Boygenius mit „The Record“: Dem alten Leonard zustimmen

Drei Frauen nennen sich Boygenius und bringen selbstbewusst „The Record“ heraus.
Das erste Album von „boygenius“? Und es heißt „The Record“? Was ist das denn für ein sich aufplusternder Anfängerschlingel, so könnte man denken. Nun, hinter dem Namen – und das ist das lustig-geniale daran – verbirgt sich weder ein Boy noch ein Anfänger (m.), sondern die drei nicht nur ein bisschen bekannten US-Musikerinnen Phoebe Bridgers, Julien Baker und Lucy Dacus, so dass in den Kritiken zu diesem ersten gemeinsamen Album von einer weiblichen Supergroup die Rede ist. Alle drei Musikerinnen traten schon solo auf, waren aber auch in diversen Konstellationen unterwegs. Vor Gründung von boygenius kannte man sich von Auftritten.
Das (augenzwinkernde) Selbstbewusstsein von Baker, Bridgers, Dacus ist berechtigt, denn es ist ein des Titels „The Record“ würdiges, dazu sehr wandelbares Album. Die drei fangen a cappella an, mit „Without You Without Them“, es dominiert die wasserhelle, klare Stimme Lucy Dacus’, die betörendsten Harmonien tröpfeln ins Ohr. Im Anschluss bratzt „$20“ los, stürmt voran, „in einem anderen Leben waren wir Brandstifter“, jetzt müssen 20 Dollar reichen, um abzuhauen.

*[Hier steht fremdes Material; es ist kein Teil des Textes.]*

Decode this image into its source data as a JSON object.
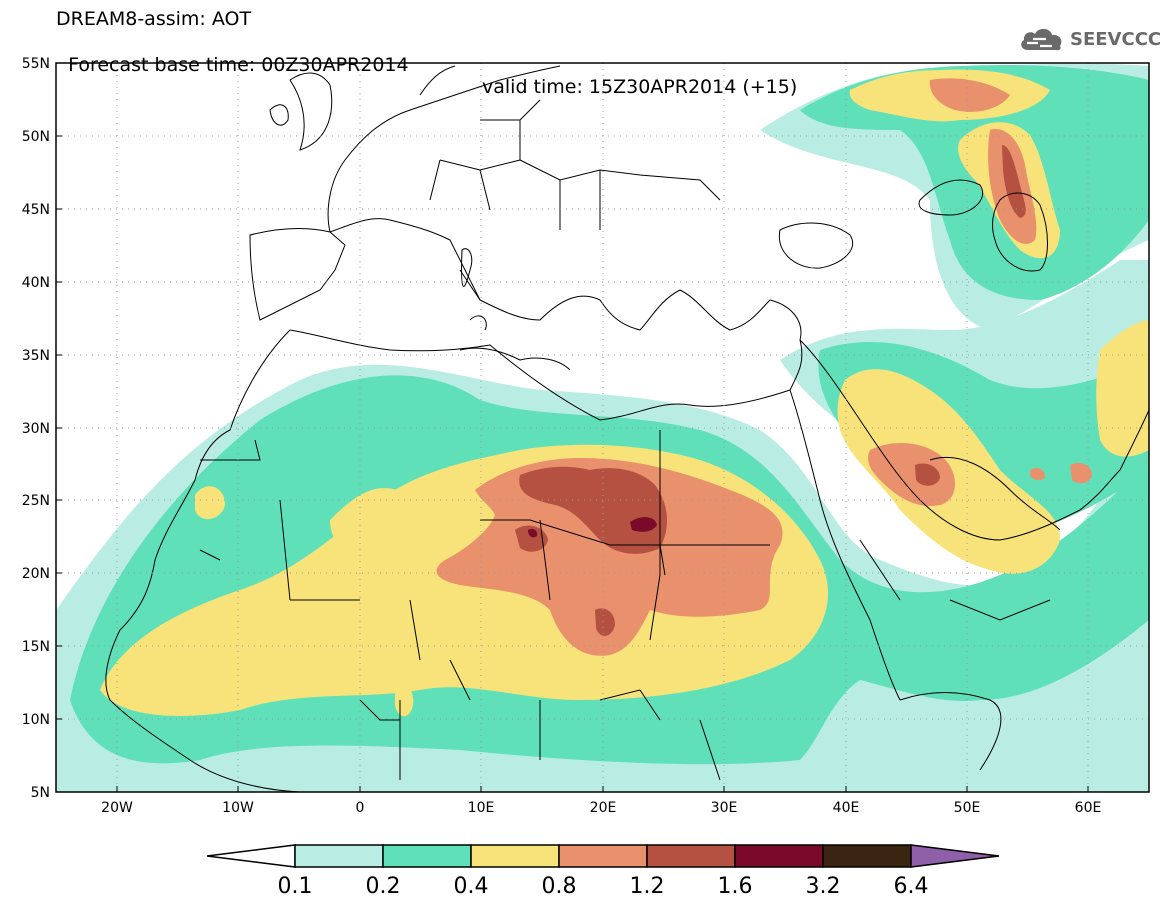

Und schon weben sich in „Emily, I’m sorry“ wieder Gesangslinien ineinander, es braucht nicht viel Begleitung. Diesmal startet Bridgers mit ihrer leicht rauchigen Stimme, Gitarrenzupfen kommt dazu, vor dem inneren Auge entsteht das Bild dreier Feen des Schöngesangs, die um ein abendliches Feuer sitzen. Denn diese Songs sind fein, dabei unprätentiös, geradlinig. Manchmal entwickeln sie plötzlich einen beträchtlichen Wumms. Und kehren dann wieder zurück zur Zartheit. Sie sind eingängig, stellen keine Stacheln auf. Und fühlen sich trotzdem frisch und neu an, nicht, als hätte man sie hundertmal schon gehört.
Das Album:
Boygenius: The Record. Universal Music.
Aber von was eigentlich singen sie so betörend, so harmonieselig, die boygenius-Frauen? „We’re In Love“ handelt, klar, von der Liebe, aber es ist keine dramatische. „Ich weiß, was du sagen wirst, aber es hilft, wenn du es trotzdem sagst.“ Überhaupt sparen sich die drei die großen, die Rockkerle-Gesten. „I guess I did alright considering“, heißt es in „Anti-Curse“: Alles in allem habe ich’s ganz gut gemacht. Dabei so manchen Fluch abgewehrt.
Einen Song haben sie „Leonard Cohen“ genannt, es geht um seine berühmte Zeile vom Spalt, durch den das Licht scheint. Boygenius-Kommentar: „Und ich bin kein alter Mann, der eine existentielle Krise hat (...), aber ich stimme zu.“ Lustig, lakonisch sind sie also auch.
Sie sind erst Ende zwanzig, die drei Girlgenies Bridgers, Baker, Dacus, die sich offenbar in keine Schublade stecken lassen, die alles ausprobieren wollen. „The Record“? Unbedingt, es ist „die Platte“, sie macht Vergnügen und es werden ihr hoffentlich noch „Another Record“ und „Still Another Record“ folgen.